Plain-English summary

Seven dogs with classical Ehlers-Danlos syndrome (EDS) were observed to have fragile and stretchy skin, joint hypermobility, and atrophic scars. Genetic testing revealed six different variants in the COL5A1 gene, which is linked to this condition. The dogs were followed for an average of 12 years, showing varying degrees of skin and joint issues. While there is no specific treatment for EDS, understanding these genetic variants can help veterinarians manage the symptoms and improve the quality of life for affected dogs.
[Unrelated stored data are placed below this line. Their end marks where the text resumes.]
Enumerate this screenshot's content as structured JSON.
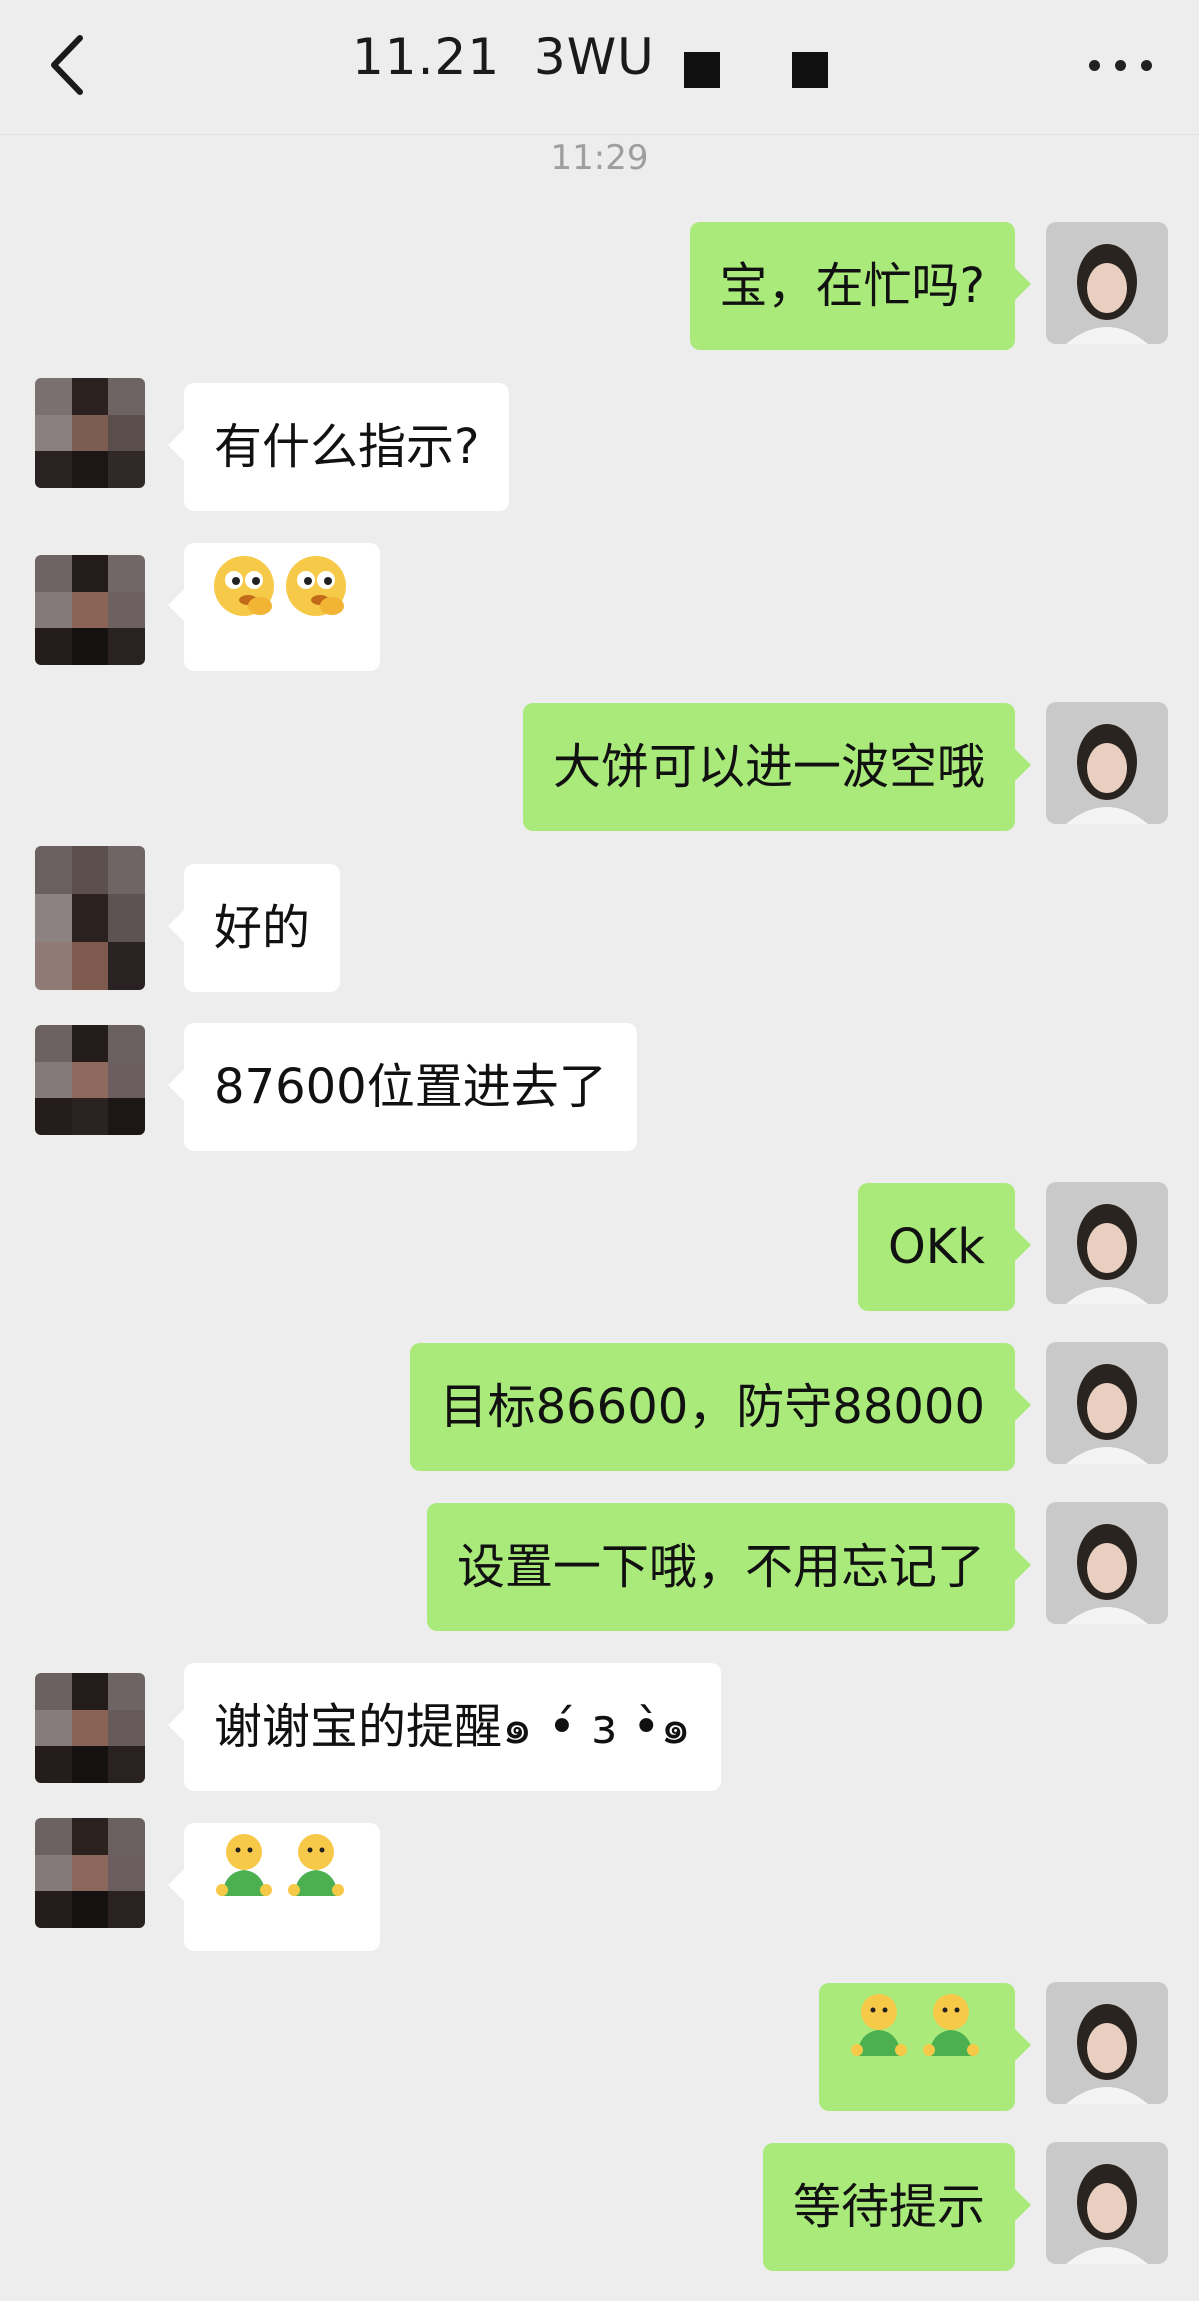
{
  "header": {
    "title": "11.21  3WU"
  },
  "timestamp": "11:29",
  "messages": [
    {
      "side": "me",
      "text": "宝，在忙吗?"
    },
    {
      "side": "other",
      "text": "有什么指示?"
    },
    {
      "side": "other",
      "sticker": "thinking-face-sticker"
    },
    {
      "side": "me",
      "text": "大饼可以进一波空哦"
    },
    {
      "side": "other",
      "text": "好的"
    },
    {
      "side": "other",
      "text": "87600位置进去了"
    },
    {
      "side": "me",
      "text": "OKk"
    },
    {
      "side": "me",
      "text": "目标86600，防守88000"
    },
    {
      "side": "me",
      "text": "设置一下哦，不用忘记了"
    },
    {
      "side": "other",
      "text": "谢谢宝的提醒๑ •́ з •̀๑"
    },
    {
      "side": "other",
      "sticker": "green-shirt-emoji-sticker"
    },
    {
      "side": "me",
      "sticker": "green-shirt-emoji-sticker"
    },
    {
      "side": "me",
      "text": "等待提示"
    }
  ],
  "colors": {
    "background": "#ededed",
    "bubble_me": "#a9ea7a",
    "bubble_other": "#ffffff"
  }
}
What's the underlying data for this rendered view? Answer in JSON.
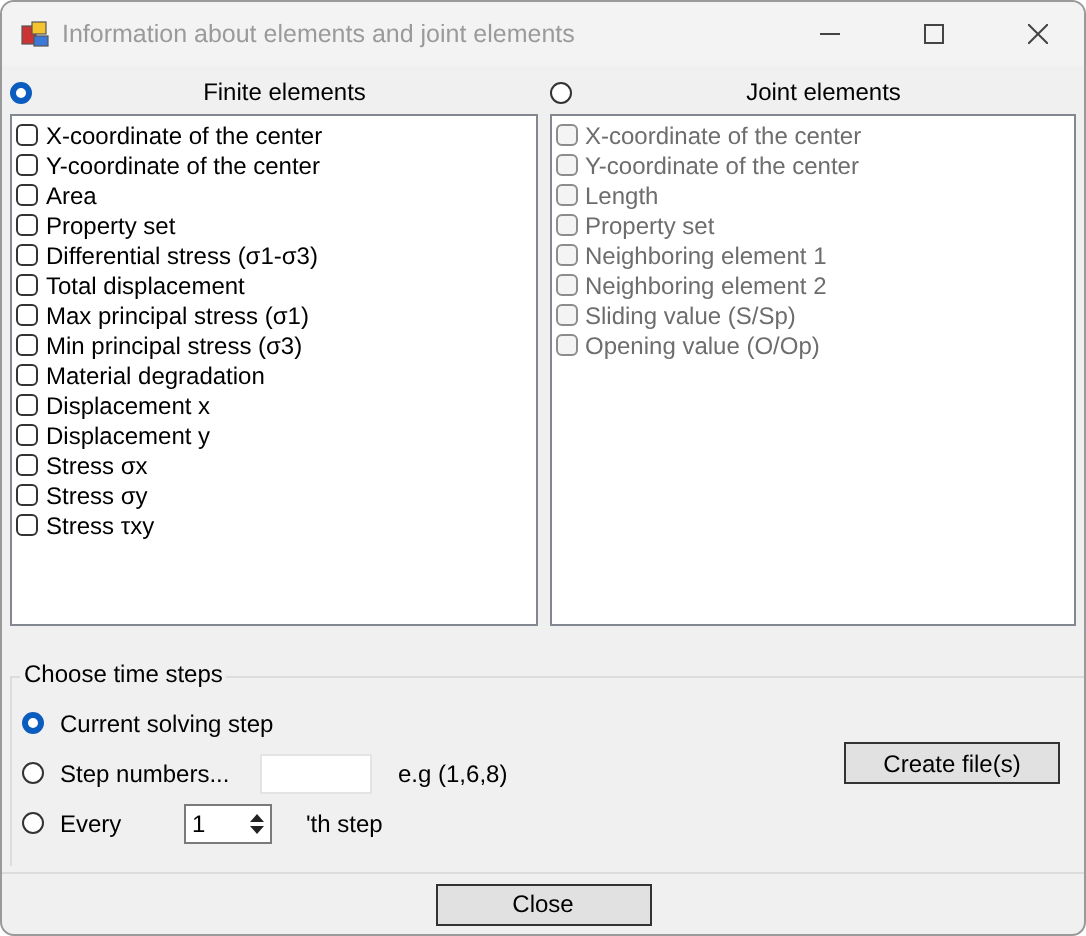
{
  "window": {
    "title": "Information about elements and joint elements"
  },
  "panels": [
    {
      "label": "Finite elements",
      "selected": true,
      "disabled": false,
      "items": [
        {
          "label": "X-coordinate of the center",
          "checked": false
        },
        {
          "label": "Y-coordinate of the center",
          "checked": false
        },
        {
          "label": "Area",
          "checked": false
        },
        {
          "label": "Property set",
          "checked": false
        },
        {
          "label": "Differential stress (σ1-σ3)",
          "checked": false
        },
        {
          "label": "Total displacement",
          "checked": false
        },
        {
          "label": "Max principal stress (σ1)",
          "checked": false
        },
        {
          "label": "Min principal stress (σ3)",
          "checked": false
        },
        {
          "label": "Material degradation",
          "checked": false
        },
        {
          "label": "Displacement x",
          "checked": false
        },
        {
          "label": "Displacement y",
          "checked": false
        },
        {
          "label": "Stress σx",
          "checked": false
        },
        {
          "label": "Stress σy",
          "checked": false
        },
        {
          "label": "Stress τxy",
          "checked": false
        }
      ]
    },
    {
      "label": "Joint elements",
      "selected": false,
      "disabled": true,
      "items": [
        {
          "label": "X-coordinate of the center",
          "checked": false
        },
        {
          "label": "Y-coordinate of the center",
          "checked": false
        },
        {
          "label": "Length",
          "checked": false
        },
        {
          "label": "Property set",
          "checked": false
        },
        {
          "label": "Neighboring element 1",
          "checked": false
        },
        {
          "label": "Neighboring element 2",
          "checked": false
        },
        {
          "label": "Sliding value (S/Sp)",
          "checked": false
        },
        {
          "label": "Opening value (O/Op)",
          "checked": false
        }
      ]
    }
  ],
  "time_steps": {
    "title": "Choose time steps",
    "options": [
      {
        "kind": "plain",
        "label": "Current solving step",
        "selected": true
      },
      {
        "kind": "text",
        "label": "Step numbers...",
        "hint": "e.g (1,6,8)",
        "selected": false
      },
      {
        "kind": "spin",
        "label": "Every",
        "value": "1",
        "suffix": "'th step",
        "selected": false
      }
    ],
    "button": "Create file(s)"
  },
  "buttons": [
    "Close"
  ]
}
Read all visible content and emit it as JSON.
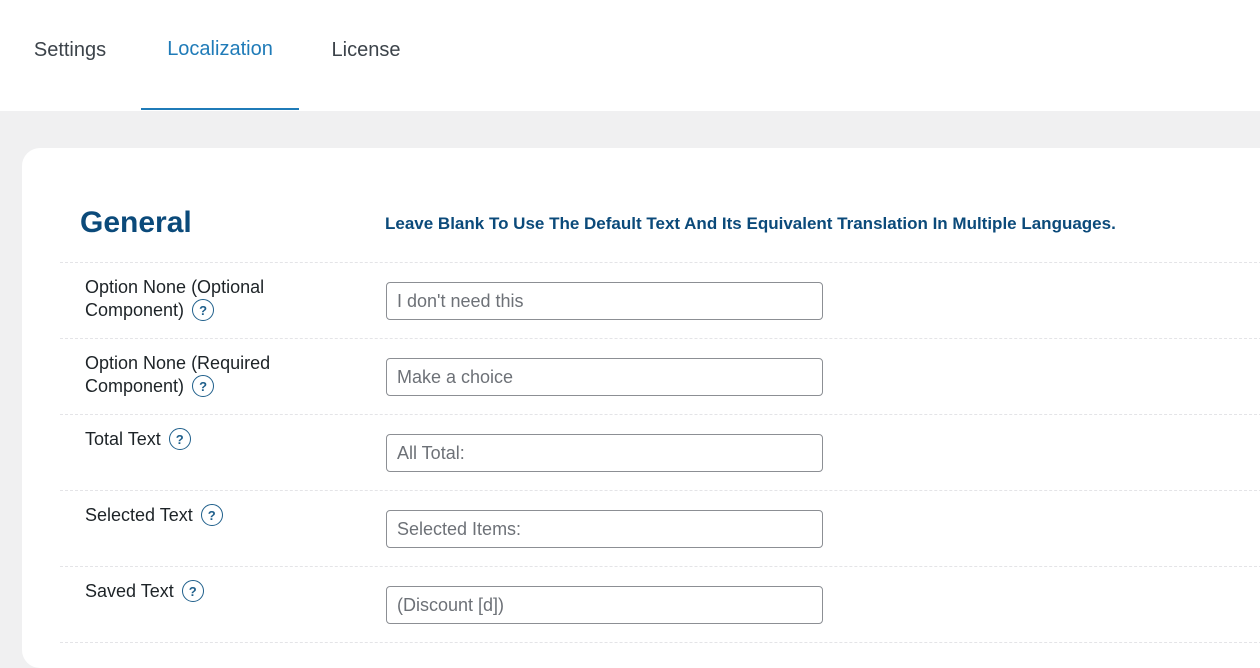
{
  "tabs": [
    {
      "label": "Settings",
      "active": false
    },
    {
      "label": "Localization",
      "active": true
    },
    {
      "label": "License",
      "active": false
    }
  ],
  "section": {
    "title": "General",
    "hint": "Leave Blank To Use The Default Text And Its Equivalent Translation In Multiple Languages."
  },
  "rows": [
    {
      "label_line1": "Option None (Optional",
      "label_line2": "Component)",
      "placeholder": "I don't need this",
      "value": ""
    },
    {
      "label_line1": "Option None (Required",
      "label_line2": "Component)",
      "placeholder": "Make a choice",
      "value": ""
    },
    {
      "label_line1": "Total Text",
      "placeholder": "All Total:",
      "value": ""
    },
    {
      "label_line1": "Selected Text",
      "placeholder": "Selected Items:",
      "value": ""
    },
    {
      "label_line1": "Saved Text",
      "placeholder": "(Discount [d])",
      "value": ""
    }
  ],
  "help_icon_glyph": "?",
  "colors": {
    "accent": "#1f7bb8",
    "heading": "#0b4a7a",
    "background": "#f0f0f1"
  }
}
People also search for: dog Ehlers-Danlos syndrome symptoms · dog skin problems · treatment for dog joint hypermobility

Abstract

BACKGROUND: Human patients with Ehlers-Danlos syndrome (EDS) are categorized into subtypes based on causative genetic variants and phenotypes. The classical form of EDS, primarily caused by variants in COL5A1 or COL5A2, is a very common subtype in people but is poorly characterized in dogs. OBJECTIVE: Describe likely causal COL5A1 variants in dogs with classical EDS, summarize clinical histories, discuss potential disease mechanisms, and draw conclusions about disease prognosis. ANIMALS: Seven client-owned dogs that exhibited clinical signs of classical EDS. METHODS: Clinical information was recorded from medical records and communication with attending veterinarians and dog owners. To identify potential causal gene sequence variants whole-genome sequence analyses (n = 6) or Sanger sequencing (n = 1) were performed on DNA isolated from the probands. Pathological abnormalities in skin biopsy samples were assessed using histology and electron microscopy in 3 dogs. RESULTS: Six distinct heterozygous COL5A1 sequence variants were identified. The most common clinical signs included fragile skin (n = 7), hyperextensible skin (n = 7), joint hypermobility (n = 6), and atrophic scars (n = 5). The median age at last follow-up or death was 12 years (range, 6.5-14 years). Ultrastructural abnormalities in dermal collagen differed among dogs with different COL5A1 variants. CONCLUSION AND CLINICAL IMPORTANCE: We describe the genotypic and phenotypic spectrum of the classical subtype of EDS by identifying 6 novel COL5A1 variants in conjunction with detailed clinical histories that included long-term follow-up information in 7 dogs.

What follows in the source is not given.